3. A Field in England
If you take away the witch, keep the 17th century time period, transfer the setting to regular old England, and add black-and-white photography, director Ben Wheatley’s 2013 stately mindfuck of a movie called A Field in England is among the perfect complements to Eggers’ own film. Here’s the setup: A group of deserters in the English Civil War flee their posts through a vast field and come upon a man who may or may not be the devil. Via some bizarre concoction of alchemy, magic mushrooms, and fear, the man coaxes the group to find a hidden treasure somewhere in the field. It doesn’t sound like much, but like Wheatley’s other films, it’s a doozy, and plays around with the horror themes like The Witch, only with a semi-psychedelic slant.
2. The Devils
Director Ken Russell’s infamous cult classic of religious depravity, The Devils, is so controversial that Warner Bros. — the studio that financed the movie when it was first released in 1971 — has intentionally declined to regularly release the movie on home video via official channels. The film, about mass hysteria and a sexually repressed nun who begins to question her faith by struggling with lust and greed, could be like an anachronistic sequel to The Witch based on all the crazy messed up stuff that goes on with its main characters.

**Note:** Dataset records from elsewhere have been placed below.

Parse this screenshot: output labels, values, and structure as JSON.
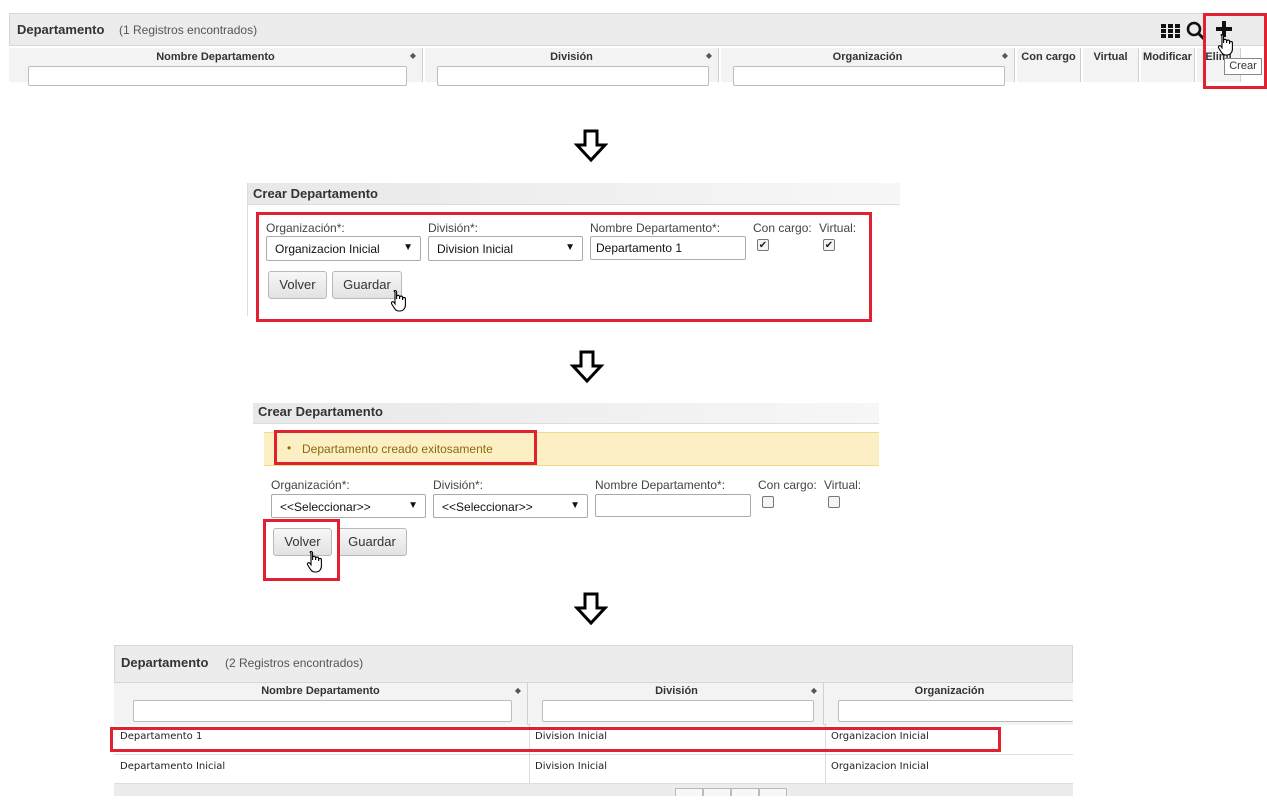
{
  "list1": {
    "title": "Departamento",
    "count": "(1 Registros encontrados)",
    "columns": [
      "Nombre Departamento",
      "División",
      "Organización",
      "Con cargo",
      "Virtual",
      "Modificar",
      "Elimi"
    ],
    "tooltip": "Crear",
    "icons": [
      "grid-icon",
      "search-icon",
      "plus-icon"
    ]
  },
  "form1": {
    "title": "Crear Departamento",
    "org_label": "Organización*:",
    "org_value": "Organizacion Inicial",
    "div_label": "División*:",
    "div_value": "Division Inicial",
    "name_label": "Nombre Departamento*:",
    "name_value": "Departamento 1",
    "cargo_label": "Con cargo:",
    "cargo_checked": true,
    "virtual_label": "Virtual:",
    "virtual_checked": true,
    "back_label": "Volver",
    "save_label": "Guardar"
  },
  "form2": {
    "title": "Crear Departamento",
    "message": "Departamento creado exitosamente",
    "org_label": "Organización*:",
    "org_value": "<<Seleccionar>>",
    "div_label": "División*:",
    "div_value": "<<Seleccionar>>",
    "name_label": "Nombre Departamento*:",
    "name_value": "",
    "cargo_label": "Con cargo:",
    "cargo_checked": false,
    "virtual_label": "Virtual:",
    "virtual_checked": false,
    "back_label": "Volver",
    "save_label": "Guardar"
  },
  "list2": {
    "title": "Departamento",
    "count": "(2 Registros encontrados)",
    "columns": [
      "Nombre Departamento",
      "División",
      "Organización"
    ],
    "rows": [
      [
        "Departamento 1",
        "Division Inicial",
        "Organizacion Inicial"
      ],
      [
        "Departamento Inicial",
        "Division Inicial",
        "Organizacion Inicial"
      ]
    ]
  },
  "colors": {
    "highlight": "#e0212f",
    "message_bg": "#fcefc4",
    "message_text": "#8a6a0a"
  }
}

It’s an indictment or commentary on the way religion can skew susceptible and overzealous minds, which puts it in lockstep with The Witch. It’s so gloriously perverted you can’t seem to look away. Among its most controversial scenes is the unofficially titled “Rape of Christ” sequence, wherein a group of nuns sexually assault a statue of Christ. There’s also another where Vanessa Redgrave, who plays the nun protagonist, sexually accosts Oliver Reed — who plays the local priest — after he appears as Jesus being taken down from the cross. Needless to say, your religious relatives would not like this movie.
1. The Shining
Perhaps the biggest cinematic influence on The Witch is director Stanley Kubrick’s beloved and misunderstood-in-its-own-time horror adaptation of author Stephen King’s book. Whether it’s the deeply unsettling score that flirts with musique concrète, the geometrically beautiful cinematography, the escalating emotional paranoia of its main characters, or more, The Witch channels The Shining to its very core. It’s not easy to admit that, since Kubrick is a bona fide cinematic genius whom a lot of would-be auteurs simply rip off to prove that they’re supposedly good at what they do. But what separates Eggers’ Kubrickian tendencies with the normal Kubrick frauds is that Eggers actually understands that the cinematic flashiness is there to serve the themes of the movie. You can only portray inherited madness with a deft hand, and The Shining and The Witch are two that understand that perfectly.